В XVII веке сказочные аллегории нашли свою экологическую нишу: волшебства, феи, боги и прочая перешли в так называемые «маски» – развлекательные представления, какие разыгрывались при королевском дворе или в замках вельмож. Мы уже сталкивались с «масками» – вставными эпизодами «Сна в летнюю ночь» и «Бури»; да и сами эти пьесы тесно связаны с «масочным» жанром.
Для нас особенно интересен «Комос» (1637) Джона Мильтона, и отнюдь не только потому, что автор этой пьесы – один из величайших и наиболее влиятельных английских поэтов. И не только потому, что Роджер Желязны сделал одну из ремарок «маски» («Входит Комос, в одной руке у него волшебный жезл, в другой – кубок…») эпиграфом к роману «Создания Света и Тьмы», заимствовав у Мильтона не тему, а стилистический ключ. Гораздо важнее, что «Комос» облек в аллегорические одеяния древнюю легенду о юных рыцарях, которые пришли к Темной Башне, чтобы спасти свою сестру, похищенную эльфами. Легенду эту почти не узнать, да и сама Башня превратилась в зачарованный лес, – но всё же Мильтон был первым. (Строго говоря, строка «Чайлд Роланд к Башне Темной подошел» встречается уже в «Короле Лире», но там она – всего лишь обрывок песенки Тома из Бедлама.)
Фэнтези начинается там, где заканчивается аллегория, и «Комос» интересен именно потому, что не сводится к истории о том, как «невинность, вера и терпенье / Не побудили их [героев] под власть / Соблазнов чувственных попасть» (пер. Ю.Корнеева). И Дух-хранитель, как выясняется, может отвлечься от своих прямых обязанностей («В приятные раздумья погруженный, / Беседой со своею сельской музой / Увлекся я…»), и Дева, о которой забыл ангел, попадает в плен к Комосу, который отнюдь не только воплощение Сладострастия: у него есть своя философия, которой не погнушались бы и шекспировские злодеи («Лишь днем зовется грех грехом: / Что незаметно, то безгрешно»). Да и проникнуть взором сквозь колдовские обманы (вновь тема, так заботившая Спенсера!) можно не так благодаря собственным добродетелям, как с помощью волшебной травы. Да, приносит это зелье проштрафившийся Дух, но к аллегории Добродетели траву никак не приравняешь!.. И еще одна любопытная деталь: конечно, образ земной жизни как густого леса в высшей степени традиционен, вспомним хотя бы начало «Божественной Комедии». Но, как предположил Том Шиппи,[11] именно к строке «Комоса» – «В темнице из бесчисленных ветвей…» – восходит образ «переплетенных ветвей» Средиземья, под которыми эльфы поют о Владычице Звезд, Элберет Гилтониэль… Эльфы, кстати, пляшут и на отмелях «Комоса».
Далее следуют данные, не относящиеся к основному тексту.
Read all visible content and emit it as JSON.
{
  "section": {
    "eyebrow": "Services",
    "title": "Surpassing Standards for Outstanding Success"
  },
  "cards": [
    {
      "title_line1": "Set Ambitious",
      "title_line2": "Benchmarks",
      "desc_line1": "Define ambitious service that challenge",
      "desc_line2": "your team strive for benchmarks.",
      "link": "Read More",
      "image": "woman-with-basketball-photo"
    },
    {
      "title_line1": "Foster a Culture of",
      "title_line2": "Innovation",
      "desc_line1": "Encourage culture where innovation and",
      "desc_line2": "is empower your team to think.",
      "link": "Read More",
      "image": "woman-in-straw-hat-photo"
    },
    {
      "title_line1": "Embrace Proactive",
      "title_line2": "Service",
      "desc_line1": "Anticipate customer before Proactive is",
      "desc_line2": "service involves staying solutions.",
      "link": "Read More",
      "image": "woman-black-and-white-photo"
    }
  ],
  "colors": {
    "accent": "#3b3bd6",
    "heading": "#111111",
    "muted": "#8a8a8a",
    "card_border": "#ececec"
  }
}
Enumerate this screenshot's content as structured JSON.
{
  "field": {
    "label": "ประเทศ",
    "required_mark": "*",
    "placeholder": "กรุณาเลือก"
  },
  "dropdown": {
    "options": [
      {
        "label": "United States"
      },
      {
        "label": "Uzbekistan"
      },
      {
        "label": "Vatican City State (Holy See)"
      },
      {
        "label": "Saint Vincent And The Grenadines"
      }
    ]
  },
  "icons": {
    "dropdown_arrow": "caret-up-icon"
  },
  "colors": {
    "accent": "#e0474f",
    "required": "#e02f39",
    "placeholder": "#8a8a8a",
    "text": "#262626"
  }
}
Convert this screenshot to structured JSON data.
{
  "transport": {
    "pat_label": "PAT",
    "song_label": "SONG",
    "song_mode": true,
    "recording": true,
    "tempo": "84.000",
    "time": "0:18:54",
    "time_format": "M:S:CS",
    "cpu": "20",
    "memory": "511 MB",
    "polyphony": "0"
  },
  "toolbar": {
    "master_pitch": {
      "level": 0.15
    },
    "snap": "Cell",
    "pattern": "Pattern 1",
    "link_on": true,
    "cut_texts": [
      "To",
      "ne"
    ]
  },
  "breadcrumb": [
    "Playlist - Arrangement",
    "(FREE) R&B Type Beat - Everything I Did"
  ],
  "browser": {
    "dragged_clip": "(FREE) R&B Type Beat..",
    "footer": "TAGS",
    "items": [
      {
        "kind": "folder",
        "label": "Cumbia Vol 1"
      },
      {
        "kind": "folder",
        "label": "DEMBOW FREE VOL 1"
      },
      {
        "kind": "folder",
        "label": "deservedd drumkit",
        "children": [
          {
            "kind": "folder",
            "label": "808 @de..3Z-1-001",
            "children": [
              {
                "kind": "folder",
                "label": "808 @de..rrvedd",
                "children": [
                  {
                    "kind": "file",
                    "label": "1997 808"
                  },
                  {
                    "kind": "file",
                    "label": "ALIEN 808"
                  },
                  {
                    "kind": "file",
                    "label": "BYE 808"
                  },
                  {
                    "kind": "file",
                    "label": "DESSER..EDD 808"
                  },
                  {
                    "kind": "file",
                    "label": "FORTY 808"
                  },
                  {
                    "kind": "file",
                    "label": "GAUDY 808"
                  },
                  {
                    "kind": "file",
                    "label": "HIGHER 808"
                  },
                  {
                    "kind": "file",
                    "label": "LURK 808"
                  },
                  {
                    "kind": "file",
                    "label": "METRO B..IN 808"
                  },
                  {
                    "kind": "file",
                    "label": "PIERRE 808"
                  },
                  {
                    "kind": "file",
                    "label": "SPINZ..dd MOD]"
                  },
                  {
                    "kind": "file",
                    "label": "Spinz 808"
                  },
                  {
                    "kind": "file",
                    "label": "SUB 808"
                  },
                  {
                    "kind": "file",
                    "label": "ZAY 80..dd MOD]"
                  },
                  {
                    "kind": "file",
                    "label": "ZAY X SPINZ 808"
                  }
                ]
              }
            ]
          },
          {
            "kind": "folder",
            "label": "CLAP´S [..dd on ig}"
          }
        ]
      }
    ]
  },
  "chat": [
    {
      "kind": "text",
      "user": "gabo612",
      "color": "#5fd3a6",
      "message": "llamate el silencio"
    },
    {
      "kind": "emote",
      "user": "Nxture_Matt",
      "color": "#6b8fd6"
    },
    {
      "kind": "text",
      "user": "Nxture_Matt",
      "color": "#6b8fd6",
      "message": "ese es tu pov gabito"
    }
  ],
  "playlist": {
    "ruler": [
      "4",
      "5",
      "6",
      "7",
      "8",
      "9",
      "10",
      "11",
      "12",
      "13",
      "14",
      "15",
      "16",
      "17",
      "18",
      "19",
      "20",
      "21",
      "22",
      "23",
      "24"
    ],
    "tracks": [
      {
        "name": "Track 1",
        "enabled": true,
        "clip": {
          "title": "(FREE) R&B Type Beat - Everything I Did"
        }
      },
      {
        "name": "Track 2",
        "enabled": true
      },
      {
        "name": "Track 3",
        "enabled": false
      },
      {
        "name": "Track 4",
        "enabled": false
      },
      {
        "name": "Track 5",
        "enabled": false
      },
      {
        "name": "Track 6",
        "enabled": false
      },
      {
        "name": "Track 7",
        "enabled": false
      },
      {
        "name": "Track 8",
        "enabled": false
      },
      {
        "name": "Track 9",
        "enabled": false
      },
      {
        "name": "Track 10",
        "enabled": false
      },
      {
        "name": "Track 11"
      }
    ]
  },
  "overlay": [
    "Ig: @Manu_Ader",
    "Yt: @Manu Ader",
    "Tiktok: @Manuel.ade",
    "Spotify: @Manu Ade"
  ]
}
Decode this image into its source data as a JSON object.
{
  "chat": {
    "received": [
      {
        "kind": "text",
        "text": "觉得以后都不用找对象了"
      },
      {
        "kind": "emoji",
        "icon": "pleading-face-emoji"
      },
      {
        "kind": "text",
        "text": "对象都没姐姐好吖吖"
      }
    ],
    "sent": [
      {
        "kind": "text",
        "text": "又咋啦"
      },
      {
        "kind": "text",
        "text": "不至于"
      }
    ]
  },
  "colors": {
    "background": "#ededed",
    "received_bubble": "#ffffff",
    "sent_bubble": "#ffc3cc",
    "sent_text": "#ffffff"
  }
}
Однако не эта театральная сказка стала главной книгой Мильтона. «Творение, которому суждено было определить на несколько веков развитие английской поэзии» (по определению А. Аникста) – поэма «Потерянный Рай», которая, на первый взгляд, к фэнтези имеет весьма опосредованное отношение. Всё же история грехопадения Адама и Евы проходит, говоря словами Воланда, «по другому ведомству». Тем не менее, связь между шедевром Мильтона и нашим жанром самая прямая.
Мильтоновский Люцифер, полагающий, что «лучше быть Владыкой Ада, чем слугою Неба»,[12] не просто нарушил давнюю традицию изображения нечистой силы в английской литературе, но и создал новую. Сатана у Мильтона – не только отрицатель, но и мыслитель. Монологи его по-своему убедительны – а для многих читателей и куда более убедительны, нежели того хотел сам поэт. Полтора века спустя поэт, художник и мистик Уильям Блейк скажет: Мильтон «был прирожденным Поэтом и, сам не зная того, сторонником Дьявола». Так это или нет, вопрос спорный, но то, что именно «Потерянный Рай» положил начало весьма сомнительной переоценке образа сатаны в европейской литературе – несомненно, хотя многие исследователи (в том числе К.С.Льюис, не последняя фигура в современной фантастике) и пытались доказать, что Блейк ошибался. Мильтон, как это обычно и бывает с великими писателями, сказал больше, чем намеревался. А точнее, читатели увидели в его книге то, что были готовы (или хотели) увидеть: власть как нечто, изначально порочное, и бунт как единственно достойный путь. Слова Люцифера –«О, горе мне! Они / Не знают, сколь я каюсь в похвальбе / Кичливой, что за пытки я терплю…» – слова эти предпочли не заметить.
Неудивительно, что в изобретательном «Восстании ангелов» (1914) Анатоля Франса Люцифер (уже в ХХ веке) отказывается поднимать новое восстание против Бога, имеющее все шансы на успех: он знает, что в случае победы станет ничем не лучше Иеговы. Этой и всем подобным попыткам «реабилитациям» Сатаны, по словам С.Аверинцева, «противостоит попытка возродить традиционный образ страшного, унылого и внутренне мертвого космического властолюбца как Саурона в сказочном эпосе Толкиена «Властелин колец»».[13] Так что именно Мильтон стоит у истока двух полярных тенденций современной фэнтези – да и, разумеется, не только этого жанра.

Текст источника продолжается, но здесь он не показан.